The chorus—“Midnight city’s screaming / I’m another dead girl walking tonight / Corpse kiss leaving you freezing / I can be your dead girl / Bring me to life”—is a twisted take on pop romanticism, blending horror aesthetics with club-night ecstasy. There’s a theatricality to it all, but underneath the gloss and grit is a cathartic release.
“LITTLE DREAMER” arrives as a full-throttle message to all the dreamers and non-believers navigating a world that often tries to crush ambition before it takes flight. Romy urges the listener to hold tight to their vision, even in the face of doubt and adversity. “Don’t sleep, little dreamer,” she pleads. The track explodes with pounding drums and heavy, distorted guitars that create a stormy, cathartic atmosphere.

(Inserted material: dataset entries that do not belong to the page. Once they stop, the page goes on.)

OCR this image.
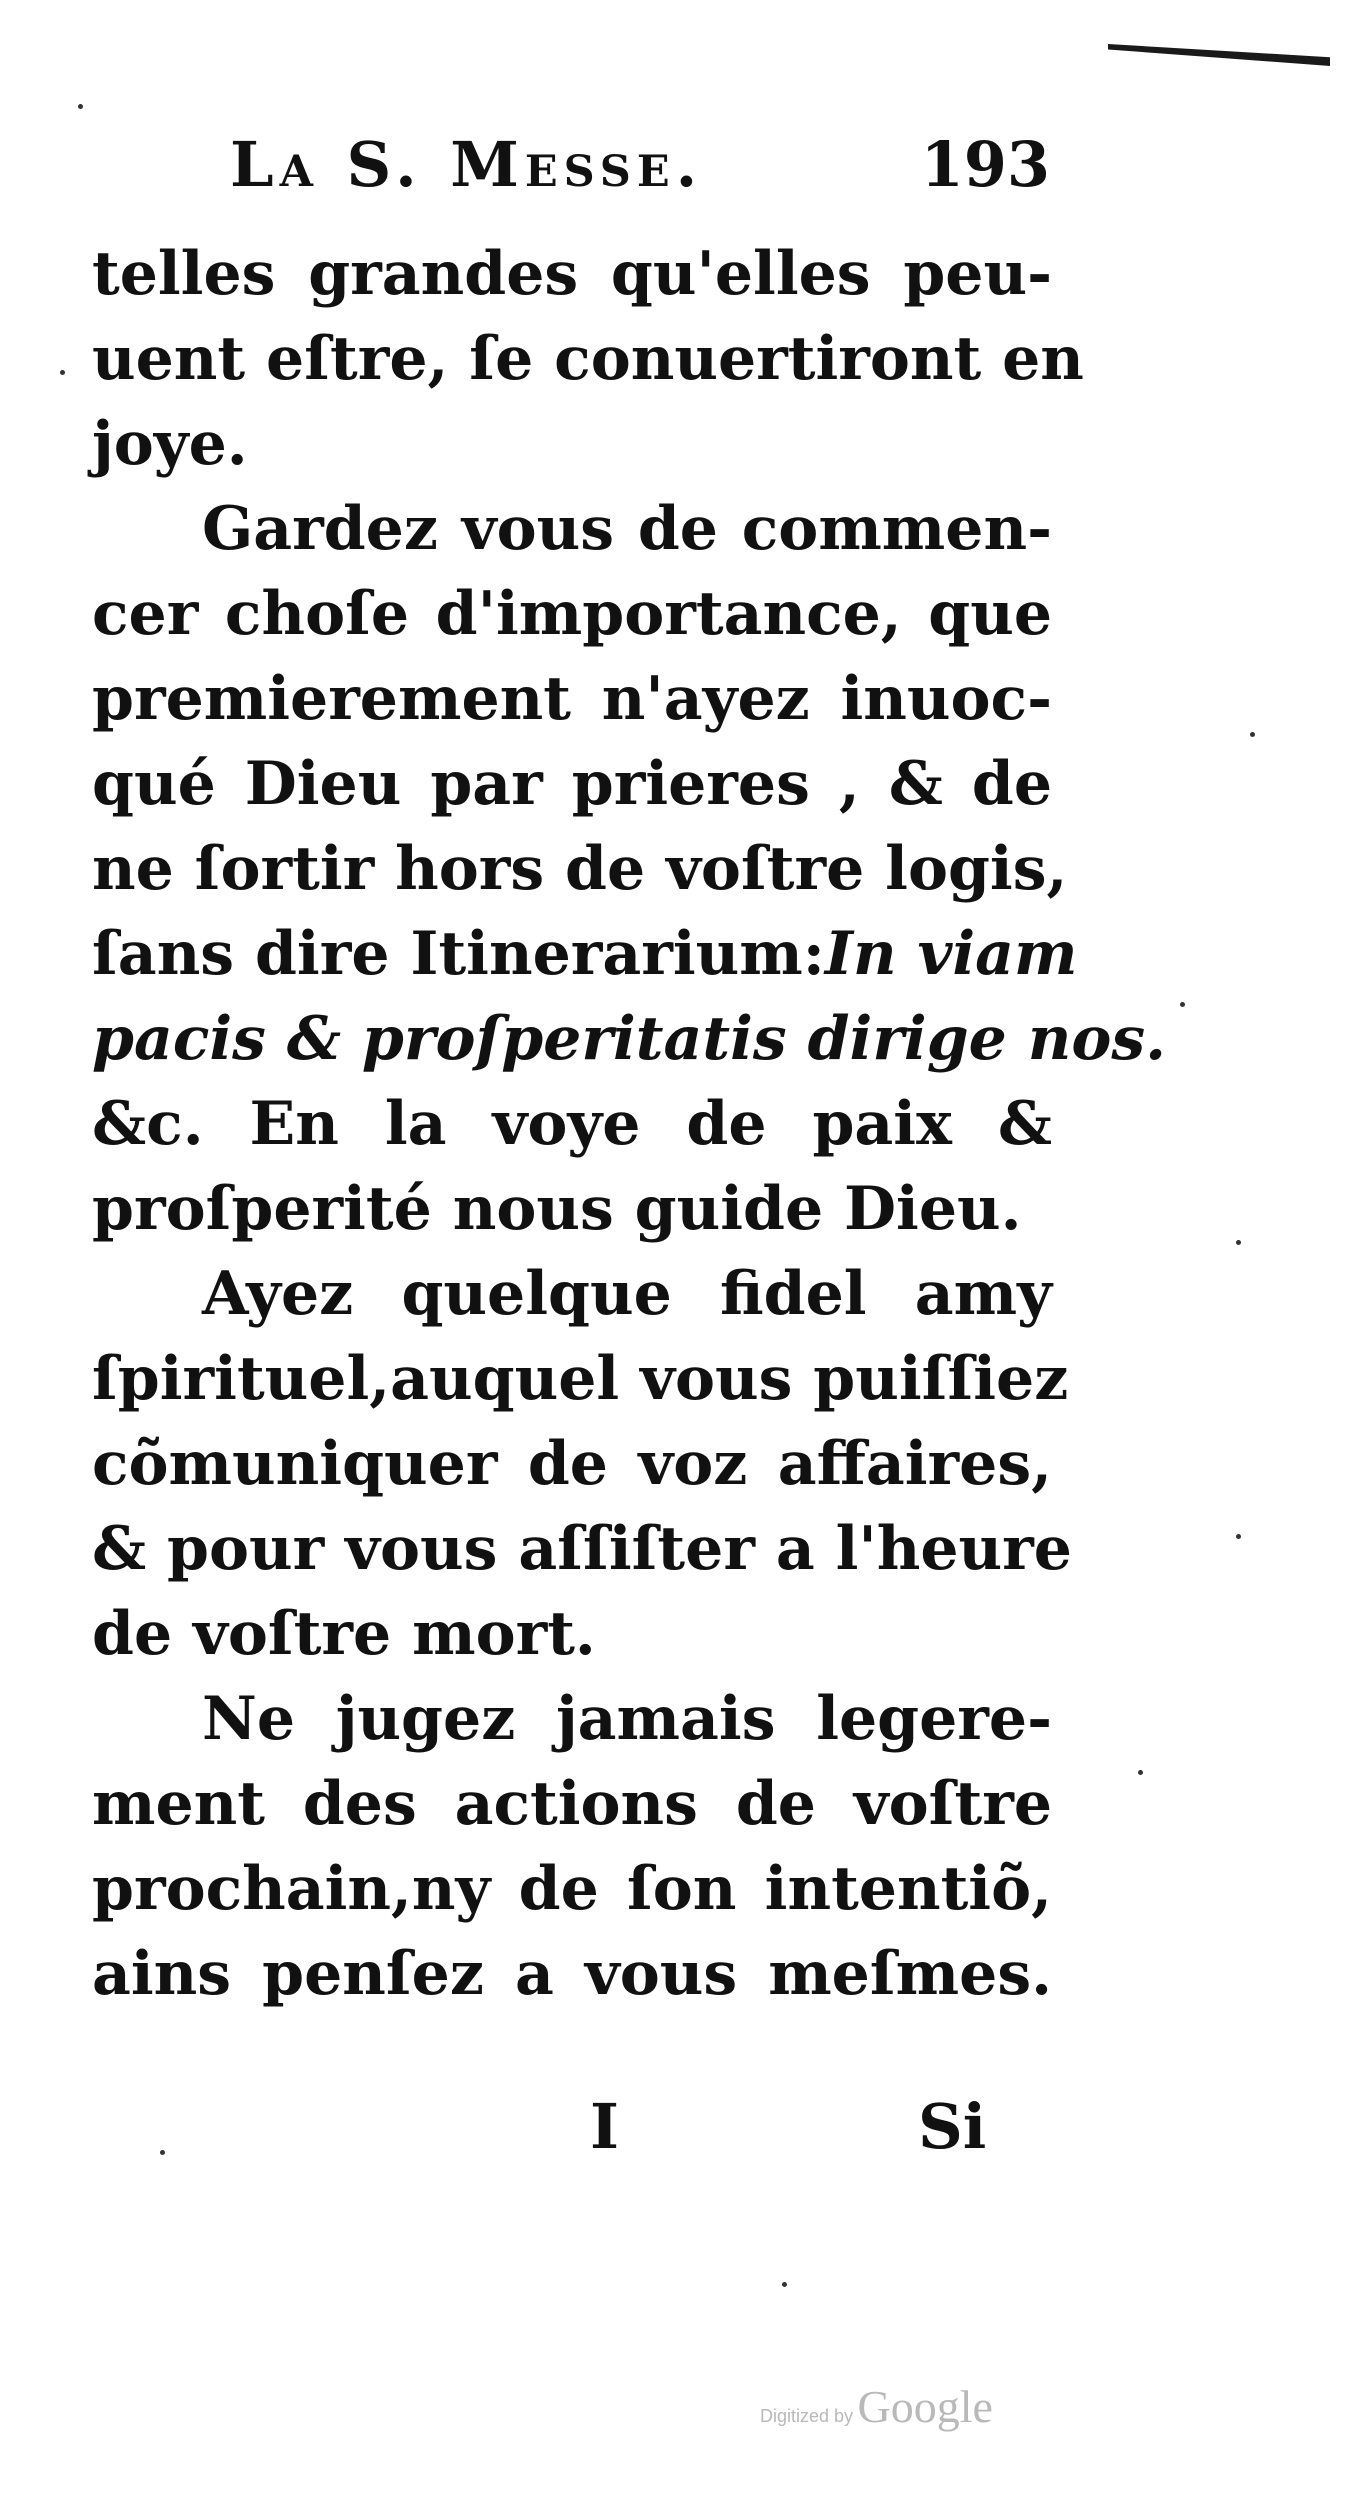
La S. Messe.	193
telles grandes qu'elles peu-
uent eſtre, ſe conuertiront en
joye.
Gardez vous de commen-
cer choſe d'importance, que
premierement n'ayez inuoc-
qué Dieu par prieres , & de
ne ſortir hors de voſtre logis,
ſans dire Itinerarium:In viam
pacis & proſperitatis dirige nos.
&c. En la voye de paix &
proſperité nous guide Dieu.
Ayez quelque fidel amy
ſpirituel,auquel vous puiſſiez
cõmuniquer de voz affaires,
& pour vous aſſiſter a l'heure
de voſtre mort.
Ne jugez jamais legere-
ment des actions de voſtre
prochain,ny de ſon intentiõ,
ains penſez a vous meſmes.
I	Si
Digitized by Google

“‘LITTLE DREAMER,’ is my favorite song on the album,” Romy shared with Luna. “That song is about me, and I think a lot of people will be able to relate to it because everyone has a dream. Everyone who goes after their dream and chooses to try and make it hits walls, hits moments where they think ‘I just cannot do this. It's taking all of me.’ This song romanticizes that fight within myself about wanting to keep going and echoes my mom's voice in my head of always being supportive and always telling me I can do it regardless.”

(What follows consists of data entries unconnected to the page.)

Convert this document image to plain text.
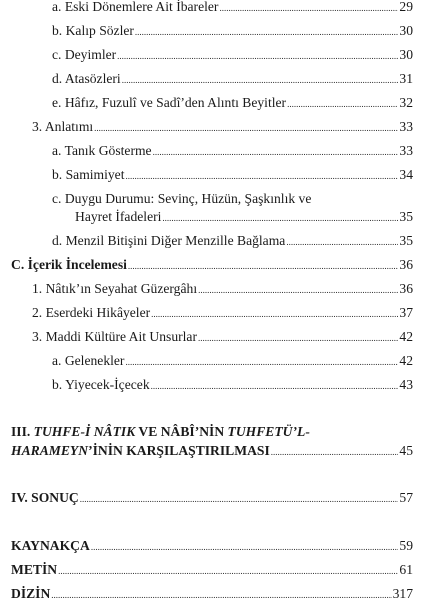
a. Eski Dönemlere Ait İbareler .....	29
b. Kalıp Sözler .....	30
c. Deyimler .....	30
d. Atasözleri .....	31
e. Hâfız, Fuzulî ve Sadî’den Alıntı Beyitler .....	32
3. Anlatımı .....	33
a. Tanık Gösterme .....	33
b. Samimiyet .....	34
c. Duygu Durumu: Sevinç, Hüzün, Şaşkınlık ve
Hayret İfadeleri .....	35
d. Menzil Bitişini Diğer Menzille Bağlama .....	35
C. İçerik İncelemesi .....	36
1. Nâtık’ın Seyahat Güzergâhı .....	36
2. Eserdeki Hikâyeler .....	37
3. Maddi Kültüre Ait Unsurlar .....	42
a. Gelenekler .....	42
b. Yiyecek-İçecek .....	43
III. TUHFE-İ NÂTIK VE NÂBÎ’NİN TUHFETÜ’L-
HARAMEYN’İNİN KARŞILAŞTIRILMASI .....	45
IV. SONUÇ .....	57
KAYNAKÇA .....	59
METİN .....	61
DİZİN .....	317
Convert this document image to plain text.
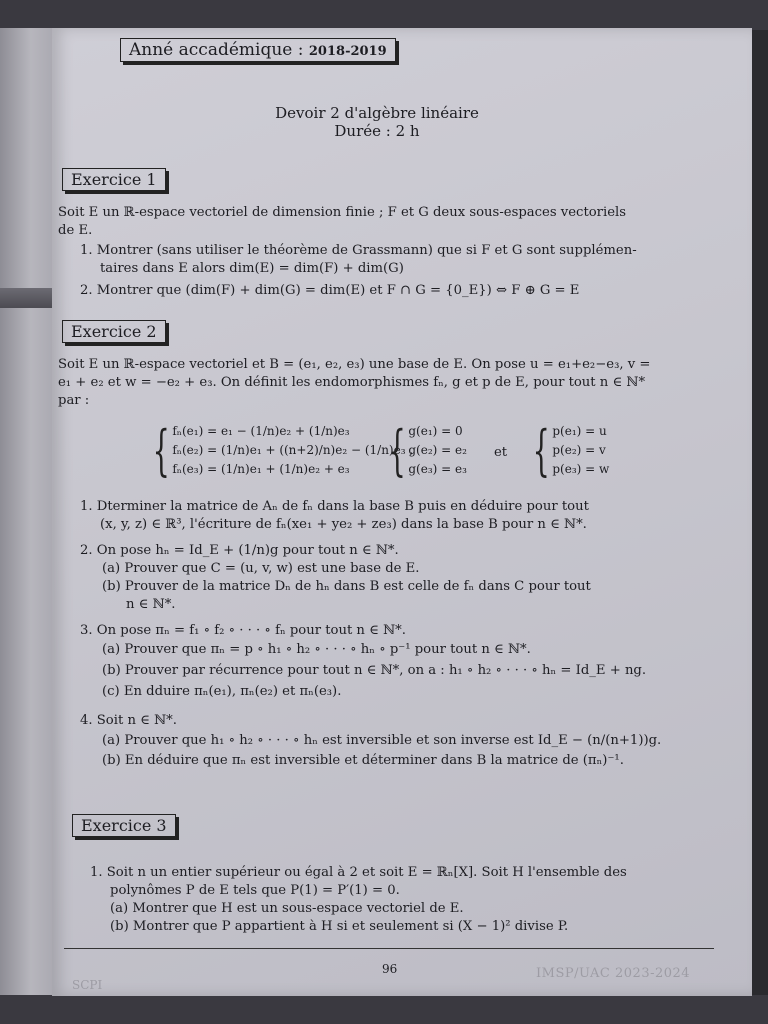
Anné accadémique : 2018-2019
Devoir 2 d'algèbre linéaire
Durée : 2 h
Exercice 1
Soit E un ℝ-espace vectoriel de dimension finie ; F et G deux sous-espaces vectoriels
de E.
1. Montrer (sans utiliser le théorème de Grassmann) que si F et G sont supplémen-
taires dans E alors dim(E) = dim(F) + dim(G)
2. Montrer que (dim(F) + dim(G) = dim(E) et F ∩ G = {0_E}) ⇔ F ⊕ G = E
Exercice 2
Soit E un ℝ-espace vectoriel et B = (e₁, e₂, e₃) une base de E. On pose u = e₁+e₂−e₃, v =
e₁ + e₂ et w = −e₂ + e₃. On définit les endomorphismes fₙ, g et p de E, pour tout n ∈ ℕ*
par :
{ fₙ(e₁) = e₁ − (1/n)e₂ + (1/n)e₃
fₙ(e₂) = (1/n)e₁ + ((n+2)/n)e₂ − (1/n)e₃ ,
fₙ(e₃) = (1/n)e₁ + (1/n)e₂ + e₃ { g(e₁) = 0
g(e₂) = e₂
g(e₃) = e₃
et { p(e₁) = u
p(e₂) = v
p(e₃) = w
1. Dterminer la matrice de Aₙ de fₙ dans la base B puis en déduire pour tout
(x, y, z) ∈ ℝ³, l'écriture de fₙ(xe₁ + ye₂ + ze₃) dans la base B pour n ∈ ℕ*.
2. On pose hₙ = Id_E + (1/n)g pour tout n ∈ ℕ*.
(a) Prouver que C = (u, v, w) est une base de E.
(b) Prouver de la matrice Dₙ de hₙ dans B est celle de fₙ dans C pour tout
n ∈ ℕ*.
3. On pose πₙ = f₁ ∘ f₂ ∘ · · · ∘ fₙ pour tout n ∈ ℕ*.
(a) Prouver que πₙ = p ∘ h₁ ∘ h₂ ∘ · · · ∘ hₙ ∘ p⁻¹ pour tout n ∈ ℕ*.
(b) Prouver par récurrence pour tout n ∈ ℕ*, on a : h₁ ∘ h₂ ∘ · · · ∘ hₙ = Id_E + ng.
(c) En dduire πₙ(e₁), πₙ(e₂) et πₙ(e₃).
4. Soit n ∈ ℕ*.
(a) Prouver que h₁ ∘ h₂ ∘ · · · ∘ hₙ est inversible et son inverse est Id_E − (n/(n+1))g.
(b) En déduire que πₙ est inversible et déterminer dans B la matrice de (πₙ)⁻¹.
Exercice 3
1. Soit n un entier supérieur ou égal à 2 et soit E = ℝₙ[X]. Soit H l'ensemble des
polynômes P de E tels que P(1) = P′(1) = 0.
(a) Montrer que H est un sous-espace vectoriel de E.
(b) Montrer que P appartient à H si et seulement si (X − 1)² divise P.
96	IMSP/UAC 2023-2024
SCPI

“BITCHFAMOUS” starts as a simmer—a slow, tension-filled burn that teases vulnerability before erupting into one of HOLLYWOOD FOREVER’s most explosive and infectious moments. It’s DeathbyRomy at her boldest and most theatrical, channeling the high-drama energy of Fame Monster-era Lady Gaga with a sharp alt-pop edge. What begins in restraint quickly unravels into a fierce celebration of self-possession. With its catchy hooks, cinematic build, and full-blown pop ferocity, the track is a high-voltage highlight that showcases Romy's range—not just vocally, but emotionally and conceptually. She’s not just playing the fame game; she’s flipping the table.

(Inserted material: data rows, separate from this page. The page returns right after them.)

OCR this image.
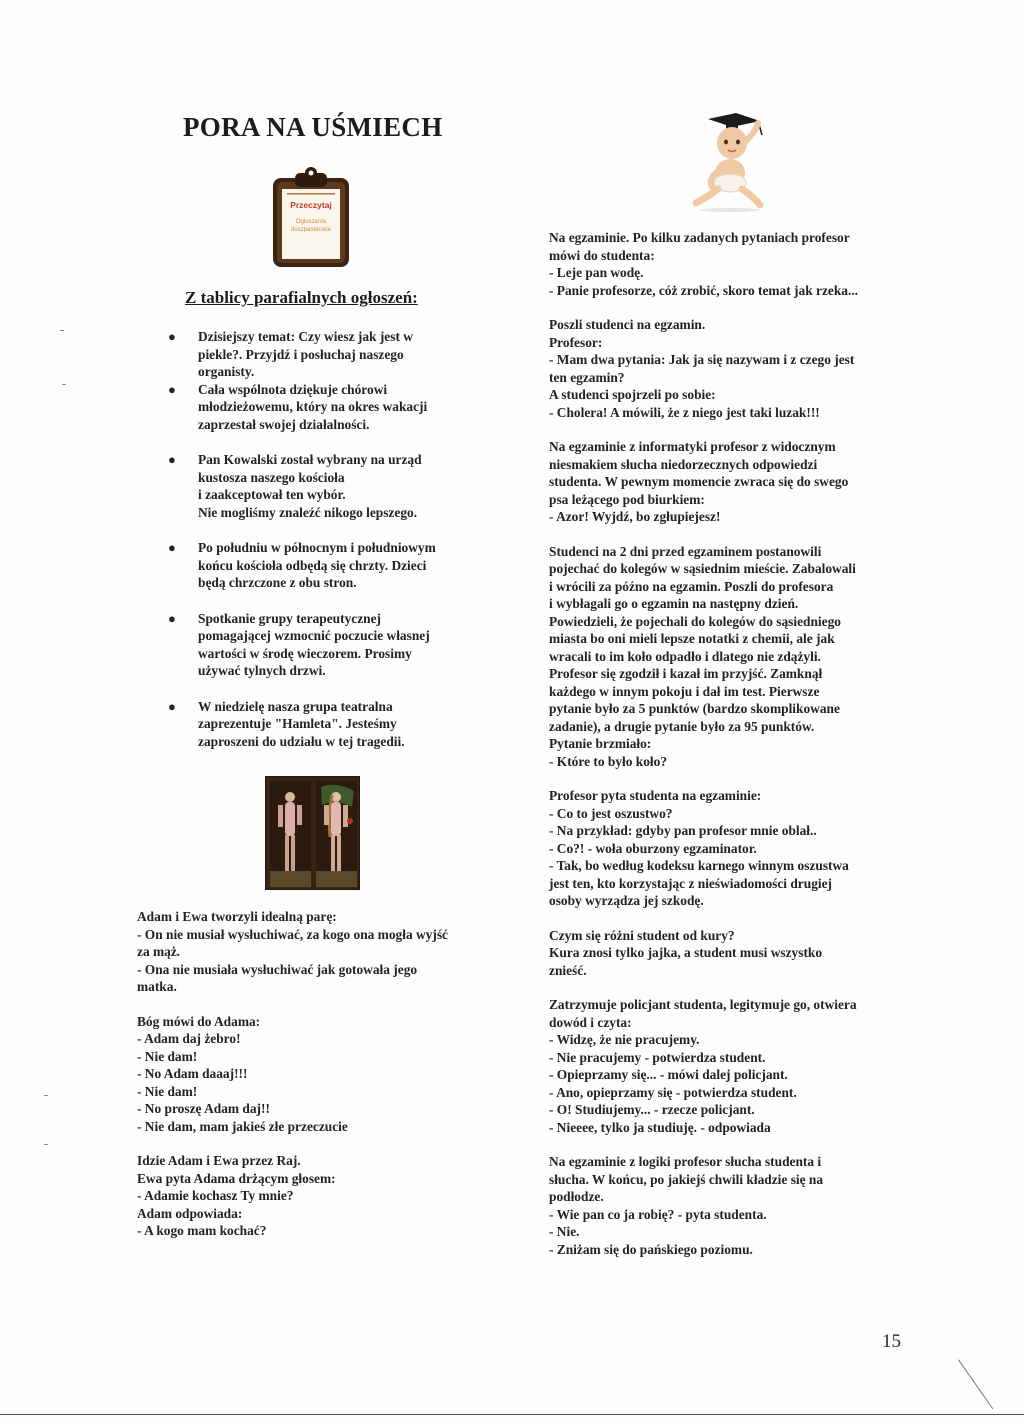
PORA NA UŚMIECH
Przeczytaj
Ogłoszenia
duszpasterskie
Z tablicy parafialnych ogłoszeń:
● Dzisiejszy temat: Czy wiesz jak jest w
piekle?. Przyjdź i posłuchaj naszego
organisty.
● Cała wspólnota dziękuje chórowi
młodzieżowemu, który na okres wakacji
zaprzestał swojej działalności.
● Pan Kowalski został wybrany na urząd
kustosza naszego kościoła
i zaakceptował ten wybór.
Nie mogliśmy znaleźć nikogo lepszego.
● Po południu w północnym i południowym
końcu kościoła odbędą się chrzty. Dzieci
będą chrzczone z obu stron.
● Spotkanie grupy terapeutycznej
pomagającej wzmocnić poczucie własnej
wartości w środę wieczorem. Prosimy
używać tylnych drzwi.
● W niedzielę nasza grupa teatralna
zaprezentuje "Hamleta". Jesteśmy
zaproszeni do udziału w tej tragedii.
Adam i Ewa tworzyli idealną parę:
- On nie musiał wysłuchiwać, za kogo ona mogła wyjść
za mąż.
- Ona nie musiała wysłuchiwać jak gotowała jego
matka.
Bóg mówi do Adama:
- Adam daj żebro!
- Nie dam!
- No Adam daaaj!!!
- Nie dam!
- No proszę Adam daj!!
- Nie dam, mam jakieś złe przeczucie
Idzie Adam i Ewa przez Raj.
Ewa pyta Adama drżącym głosem:
- Adamie kochasz Ty mnie?
Adam odpowiada:
- A kogo mam kochać?
Na egzaminie. Po kilku zadanych pytaniach profesor
mówi do studenta:
- Leje pan wodę.
- Panie profesorze, cóż zrobić, skoro temat jak rzeka...
Poszli studenci na egzamin.
Profesor:
- Mam dwa pytania: Jak ja się nazywam i z czego jest
ten egzamin?
A studenci spojrzeli po sobie:
- Cholera! A mówili, że z niego jest taki luzak!!!
Na egzaminie z informatyki profesor z widocznym
niesmakiem słucha niedorzecznych odpowiedzi
studenta. W pewnym momencie zwraca się do swego
psa leżącego pod biurkiem:
- Azor! Wyjdź, bo zgłupiejesz!
Studenci na 2 dni przed egzaminem postanowili
pojechać do kolegów w sąsiednim mieście. Zabalowali
i wrócili za późno na egzamin. Poszli do profesora
i wybłagali go o egzamin na następny dzień.
Powiedzieli, że pojechali do kolegów do sąsiedniego
miasta bo oni mieli lepsze notatki z chemii, ale jak
wracali to im koło odpadło i dlatego nie zdążyli.
Profesor się zgodził i kazał im przyjść. Zamknął
każdego w innym pokoju i dał im test. Pierwsze
pytanie było za 5 punktów (bardzo skomplikowane
zadanie), a drugie pytanie było za 95 punktów.
Pytanie brzmiało:
- Które to było koło?
Profesor pyta studenta na egzaminie:
- Co to jest oszustwo?
- Na przykład: gdyby pan profesor mnie oblał..
- Co?! - woła oburzony egzaminator.
- Tak, bo według kodeksu karnego winnym oszustwa
jest ten, kto korzystając z nieświadomości drugiej
osoby wyrządza jej szkodę.
Czym się różni student od kury?
Kura znosi tylko jajka, a student musi wszystko
znieść.
Zatrzymuje policjant studenta, legitymuje go, otwiera
dowód i czyta:
- Widzę, że nie pracujemy.
- Nie pracujemy - potwierdza student.
- Opieprzamy się... - mówi dalej policjant.
- Ano, opieprzamy się - potwierdza student.
- O! Studiujemy... - rzecze policjant.
- Nieeee, tylko ja studiuję. - odpowiada
Na egzaminie z logiki profesor słucha studenta i
słucha. W końcu, po jakiejś chwili kładzie się na
podłodze.
- Wie pan co ja robię? - pyta studenta.
- Nie.
- Zniżam się do pańskiego poziomu.
15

HOLLYWOOD FOREVER closes on a deeply intimate note with “IF I DIE YOUNG,” a stark contrast to the album’s more aggressive, high-octane moments. Stripped down and emotionally raw, the track finds Romy at her most vulnerable, with lyrics like “Hell is real and I’ve been there” and “It’s hard to pray when you’re falling to pieces,” she doesn’t just peel back the layers—she exposes the bruises underneath. It’s a haunting and beautiful closer that reads like a final confession, one that echoes long after the record ends.
Even at its most chaotic, HOLLYWOOD FOREVER is remarkably deliberate. The album doesn’t just reflect on trauma—it reclaims it, rewiring pain into power. It’s a record that doesn’t shy away from the ugly or the beautiful, because DeathbyRomy understands that LA is both. The album feels like wandering through a glittering graveyard, where every gravestone is etched with a lesson, a heartbreak, a dream that either made it or didn’t.